Friday, January 29, 2010

LOST: Fighting for a Rescue and Recovery?



So the wife and I have become addicted to LOST - just in time for the final season, which airs in a week. We're done with seasons 1 and 2 and expect to put a strong dent in season 3 this weekend.

Not dissimilar from the show and its warped themes of survival, good/evil, and fighting for rescues and recovery is the stock market these days. It's a stretch but follow me here. The markets were shipwrecked and in disarray in late 2008. Then in March 2009, the government provided much need stability to the chaos and the markets began to breathe easy again - like the LOST survivors who settled into somewhat comfortable digs after adjusting to their new apparent fate. However, just like some of them became too comfortable with their primitive luxuries and seemed content to live without fighting for rescue -- the markets have been on a hiatus -- living off the stimulitive measures of the government and riding positive earnings report and economic data report after another to continued new market value levels.

However in the past month we've seen continued positive earnings (albeit some tough revenue reports) as well as positive economic data (5.7% GDP for 4th quarter 2009 today!) and yet the market has corrected about 7% from its recent highs of 1150. What's happening?

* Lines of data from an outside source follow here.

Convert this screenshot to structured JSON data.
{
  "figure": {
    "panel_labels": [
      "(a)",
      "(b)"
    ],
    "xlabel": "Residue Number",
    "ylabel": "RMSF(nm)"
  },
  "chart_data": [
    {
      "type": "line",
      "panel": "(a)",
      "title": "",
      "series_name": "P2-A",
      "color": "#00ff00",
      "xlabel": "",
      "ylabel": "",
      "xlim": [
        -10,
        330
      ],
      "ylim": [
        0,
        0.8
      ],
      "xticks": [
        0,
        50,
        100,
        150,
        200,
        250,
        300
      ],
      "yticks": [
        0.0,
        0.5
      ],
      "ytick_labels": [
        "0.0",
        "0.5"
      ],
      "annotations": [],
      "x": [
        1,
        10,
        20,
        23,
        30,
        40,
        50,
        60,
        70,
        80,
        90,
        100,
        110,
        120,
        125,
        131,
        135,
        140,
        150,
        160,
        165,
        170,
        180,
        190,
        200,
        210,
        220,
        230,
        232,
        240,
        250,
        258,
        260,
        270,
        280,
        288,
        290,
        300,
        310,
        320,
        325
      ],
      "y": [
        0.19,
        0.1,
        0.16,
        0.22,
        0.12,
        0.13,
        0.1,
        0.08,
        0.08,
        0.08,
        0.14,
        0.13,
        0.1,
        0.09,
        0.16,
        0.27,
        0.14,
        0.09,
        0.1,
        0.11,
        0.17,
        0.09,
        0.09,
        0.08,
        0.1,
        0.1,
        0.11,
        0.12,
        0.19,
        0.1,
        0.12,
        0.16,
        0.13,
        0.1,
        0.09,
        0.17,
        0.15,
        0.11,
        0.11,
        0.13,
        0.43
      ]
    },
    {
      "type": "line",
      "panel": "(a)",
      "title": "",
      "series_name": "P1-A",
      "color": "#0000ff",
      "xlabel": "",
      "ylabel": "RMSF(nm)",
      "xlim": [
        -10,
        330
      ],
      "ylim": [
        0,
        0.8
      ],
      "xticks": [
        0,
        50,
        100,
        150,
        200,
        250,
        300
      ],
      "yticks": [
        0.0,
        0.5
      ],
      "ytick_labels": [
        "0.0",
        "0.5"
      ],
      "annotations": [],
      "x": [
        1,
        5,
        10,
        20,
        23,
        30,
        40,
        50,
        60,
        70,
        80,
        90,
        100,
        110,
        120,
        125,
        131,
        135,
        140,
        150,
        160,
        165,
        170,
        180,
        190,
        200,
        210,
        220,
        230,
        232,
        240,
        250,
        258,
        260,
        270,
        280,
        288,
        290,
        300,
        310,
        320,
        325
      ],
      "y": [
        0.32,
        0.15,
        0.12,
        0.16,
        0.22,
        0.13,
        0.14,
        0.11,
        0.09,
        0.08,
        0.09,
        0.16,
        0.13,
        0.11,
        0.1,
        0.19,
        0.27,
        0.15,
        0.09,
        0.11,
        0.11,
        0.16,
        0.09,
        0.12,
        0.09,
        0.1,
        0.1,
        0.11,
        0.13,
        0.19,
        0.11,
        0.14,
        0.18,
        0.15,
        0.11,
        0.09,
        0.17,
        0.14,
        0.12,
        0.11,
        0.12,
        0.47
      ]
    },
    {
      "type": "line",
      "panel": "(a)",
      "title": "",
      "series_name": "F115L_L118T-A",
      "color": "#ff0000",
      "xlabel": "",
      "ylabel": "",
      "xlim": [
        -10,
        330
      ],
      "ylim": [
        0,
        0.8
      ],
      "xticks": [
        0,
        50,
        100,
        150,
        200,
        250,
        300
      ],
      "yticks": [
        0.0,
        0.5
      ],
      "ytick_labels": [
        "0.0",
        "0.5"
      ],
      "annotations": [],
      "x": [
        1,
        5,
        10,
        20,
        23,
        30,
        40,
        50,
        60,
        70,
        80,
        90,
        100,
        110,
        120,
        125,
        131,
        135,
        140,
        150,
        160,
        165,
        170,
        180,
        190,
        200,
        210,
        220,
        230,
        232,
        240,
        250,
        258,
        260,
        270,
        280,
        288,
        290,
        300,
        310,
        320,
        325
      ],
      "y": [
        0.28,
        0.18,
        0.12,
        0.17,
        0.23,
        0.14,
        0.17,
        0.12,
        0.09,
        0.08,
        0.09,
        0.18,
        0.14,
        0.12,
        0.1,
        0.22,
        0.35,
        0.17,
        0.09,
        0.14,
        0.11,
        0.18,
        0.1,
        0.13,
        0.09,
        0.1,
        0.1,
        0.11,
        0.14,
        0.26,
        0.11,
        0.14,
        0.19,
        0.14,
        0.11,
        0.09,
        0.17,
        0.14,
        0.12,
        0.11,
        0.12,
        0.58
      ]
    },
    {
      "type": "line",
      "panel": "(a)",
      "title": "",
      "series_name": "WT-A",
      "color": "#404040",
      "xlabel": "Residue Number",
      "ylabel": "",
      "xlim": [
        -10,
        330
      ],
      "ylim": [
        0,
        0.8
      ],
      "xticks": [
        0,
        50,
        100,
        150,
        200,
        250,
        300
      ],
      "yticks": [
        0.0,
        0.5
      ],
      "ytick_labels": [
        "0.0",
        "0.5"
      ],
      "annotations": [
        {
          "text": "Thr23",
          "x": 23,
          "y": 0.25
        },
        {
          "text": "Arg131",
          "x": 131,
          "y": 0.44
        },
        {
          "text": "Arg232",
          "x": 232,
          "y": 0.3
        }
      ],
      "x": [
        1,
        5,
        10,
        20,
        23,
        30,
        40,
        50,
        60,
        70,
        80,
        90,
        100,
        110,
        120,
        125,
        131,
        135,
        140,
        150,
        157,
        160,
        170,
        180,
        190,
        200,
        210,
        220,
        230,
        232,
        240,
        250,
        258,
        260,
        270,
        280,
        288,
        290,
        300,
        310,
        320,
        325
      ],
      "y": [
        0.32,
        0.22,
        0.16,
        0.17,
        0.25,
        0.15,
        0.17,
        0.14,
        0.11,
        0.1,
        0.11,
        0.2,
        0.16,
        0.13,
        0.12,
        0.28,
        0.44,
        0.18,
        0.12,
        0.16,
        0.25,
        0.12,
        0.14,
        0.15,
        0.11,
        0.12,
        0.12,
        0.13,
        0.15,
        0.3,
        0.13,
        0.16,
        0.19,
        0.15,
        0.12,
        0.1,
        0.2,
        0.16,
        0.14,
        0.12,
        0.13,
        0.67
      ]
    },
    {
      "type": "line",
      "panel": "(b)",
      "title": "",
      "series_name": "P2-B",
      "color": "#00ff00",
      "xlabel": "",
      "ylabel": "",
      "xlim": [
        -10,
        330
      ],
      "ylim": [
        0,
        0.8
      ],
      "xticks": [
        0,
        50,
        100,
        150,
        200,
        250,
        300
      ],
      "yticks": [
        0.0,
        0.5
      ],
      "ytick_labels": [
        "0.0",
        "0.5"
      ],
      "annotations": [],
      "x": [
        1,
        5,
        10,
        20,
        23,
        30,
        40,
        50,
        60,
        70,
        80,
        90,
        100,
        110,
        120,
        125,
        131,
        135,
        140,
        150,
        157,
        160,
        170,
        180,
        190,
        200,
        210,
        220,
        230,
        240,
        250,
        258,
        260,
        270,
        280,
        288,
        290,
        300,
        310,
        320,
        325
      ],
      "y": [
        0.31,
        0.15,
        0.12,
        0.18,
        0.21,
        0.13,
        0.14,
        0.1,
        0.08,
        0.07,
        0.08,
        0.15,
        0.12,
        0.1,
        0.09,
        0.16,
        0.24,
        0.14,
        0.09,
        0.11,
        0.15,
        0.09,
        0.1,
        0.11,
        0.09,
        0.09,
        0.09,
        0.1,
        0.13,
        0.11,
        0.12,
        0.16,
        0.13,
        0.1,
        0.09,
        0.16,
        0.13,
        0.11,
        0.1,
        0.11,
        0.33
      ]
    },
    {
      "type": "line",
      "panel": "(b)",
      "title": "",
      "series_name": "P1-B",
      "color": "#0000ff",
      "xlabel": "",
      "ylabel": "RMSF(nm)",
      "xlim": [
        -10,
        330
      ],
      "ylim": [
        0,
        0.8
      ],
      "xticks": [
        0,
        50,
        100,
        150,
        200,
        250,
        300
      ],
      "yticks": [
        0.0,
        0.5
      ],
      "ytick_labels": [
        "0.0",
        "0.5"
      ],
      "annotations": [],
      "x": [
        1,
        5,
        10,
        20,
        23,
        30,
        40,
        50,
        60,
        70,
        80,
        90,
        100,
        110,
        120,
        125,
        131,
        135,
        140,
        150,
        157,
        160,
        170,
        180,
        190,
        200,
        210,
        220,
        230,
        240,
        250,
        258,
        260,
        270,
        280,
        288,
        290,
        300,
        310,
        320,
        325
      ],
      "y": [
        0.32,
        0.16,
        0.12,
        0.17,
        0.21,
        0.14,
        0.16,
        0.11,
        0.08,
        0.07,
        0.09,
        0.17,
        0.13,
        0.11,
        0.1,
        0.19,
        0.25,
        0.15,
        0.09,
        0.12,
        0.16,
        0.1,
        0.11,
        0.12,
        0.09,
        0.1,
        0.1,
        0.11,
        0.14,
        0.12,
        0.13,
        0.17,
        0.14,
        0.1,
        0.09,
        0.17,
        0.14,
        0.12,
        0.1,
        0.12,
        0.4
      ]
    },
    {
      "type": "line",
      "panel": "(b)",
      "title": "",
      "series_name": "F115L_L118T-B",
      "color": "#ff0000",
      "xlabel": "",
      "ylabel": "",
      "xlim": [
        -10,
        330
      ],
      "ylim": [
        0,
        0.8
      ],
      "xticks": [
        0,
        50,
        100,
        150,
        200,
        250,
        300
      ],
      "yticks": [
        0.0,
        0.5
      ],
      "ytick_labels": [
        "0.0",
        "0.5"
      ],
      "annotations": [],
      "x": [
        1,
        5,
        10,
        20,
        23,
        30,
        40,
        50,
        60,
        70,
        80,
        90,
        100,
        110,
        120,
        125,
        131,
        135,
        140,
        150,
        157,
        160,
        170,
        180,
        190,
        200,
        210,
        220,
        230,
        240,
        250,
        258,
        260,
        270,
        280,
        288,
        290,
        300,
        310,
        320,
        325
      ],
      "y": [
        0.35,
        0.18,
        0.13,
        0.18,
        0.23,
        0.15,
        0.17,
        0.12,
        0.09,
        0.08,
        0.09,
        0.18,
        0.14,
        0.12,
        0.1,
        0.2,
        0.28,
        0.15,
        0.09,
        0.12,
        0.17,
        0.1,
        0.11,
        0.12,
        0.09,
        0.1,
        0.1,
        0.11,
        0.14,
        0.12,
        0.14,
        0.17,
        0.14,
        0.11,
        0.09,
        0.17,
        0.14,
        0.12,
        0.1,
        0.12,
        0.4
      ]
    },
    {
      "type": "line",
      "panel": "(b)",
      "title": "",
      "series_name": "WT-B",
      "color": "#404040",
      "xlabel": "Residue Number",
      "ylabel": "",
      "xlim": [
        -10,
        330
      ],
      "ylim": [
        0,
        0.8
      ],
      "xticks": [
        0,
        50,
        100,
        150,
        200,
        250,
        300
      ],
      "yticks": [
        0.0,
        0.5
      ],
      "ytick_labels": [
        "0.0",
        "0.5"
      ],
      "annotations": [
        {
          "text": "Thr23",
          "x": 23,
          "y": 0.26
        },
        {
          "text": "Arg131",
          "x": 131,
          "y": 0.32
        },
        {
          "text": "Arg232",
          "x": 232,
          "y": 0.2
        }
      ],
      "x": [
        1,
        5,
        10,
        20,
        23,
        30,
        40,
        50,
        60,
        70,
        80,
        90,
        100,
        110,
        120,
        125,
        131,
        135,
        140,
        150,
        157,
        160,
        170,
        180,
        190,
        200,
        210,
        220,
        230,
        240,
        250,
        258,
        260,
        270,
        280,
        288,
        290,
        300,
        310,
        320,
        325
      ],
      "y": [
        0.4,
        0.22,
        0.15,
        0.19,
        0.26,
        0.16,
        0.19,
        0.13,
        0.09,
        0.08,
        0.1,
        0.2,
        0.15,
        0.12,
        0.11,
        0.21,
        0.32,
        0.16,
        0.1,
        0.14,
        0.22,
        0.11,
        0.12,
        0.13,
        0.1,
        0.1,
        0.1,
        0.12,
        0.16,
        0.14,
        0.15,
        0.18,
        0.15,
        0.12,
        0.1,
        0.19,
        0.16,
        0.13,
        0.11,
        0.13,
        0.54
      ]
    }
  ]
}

I would say that the economy has been quite stable and predictable sense March. The financial system was stabilized and dependable again. Unemployment peaked. And stimulitive measures gave autos and housing a boost, if not a stabilized bottom. However, these are temporary fixes - so the market (which priced these actions in as a full recovery must now reset and adjust to the reality). I would love to see a further decline to a level of 975 or 1015 on the S&P and then a very steady, almost flatline growth in the market in the next 6 months. I think that would accurately reflect reality. But there are traders and markets are more fickle, so while we may END at that point, the path there wont be quite so honest.

The reason I believe that such a result would be an honest assessment of the economy is because the economy isn't ready to have a full handoff from government stimulus (which provided 5.7% GDP) to the private sector. The private sector can support a 1% or 2% GDP level of growth, but not 5.7%! And that's what the market has to adjust to reflect.

Some interesting thoughts that could affect the market -- if the yuan is revalued by China and US exports shoot through the roof. This would be a huge boost to the economy (and thus markets). On the negative side, we're going to have the government crutches removed during the 2Q of 2010 and the 2nd half of 2010 will rely almost solely on private growth. This is tough - at the end of march we lose the $1.25 TRILLION mortgage purchases by the government (rates may increase by 1% as a result). Also, while the Pres. has a jobs initiative and more government spending to help - he can't permanent create longterm growth and jobs. That simply takes time and a private sector infrastructure to support real job growht. It will come but not quickly. Plus, more government spending only continues to threaten our debt security and result in more taxation down the road.

The government is largely out of bullets, the economy will take time to heal PROPERLY, and the markets must adjust to reflect that.

Oh, and don't forget, some countries actually have a risk of going bankrupt - like Greece and Portugal. The result would be destabilization of finances and markets -- THIS WOULD BE BAD. Think of the effect that the destabilized nature of late 2008 had and its consequences.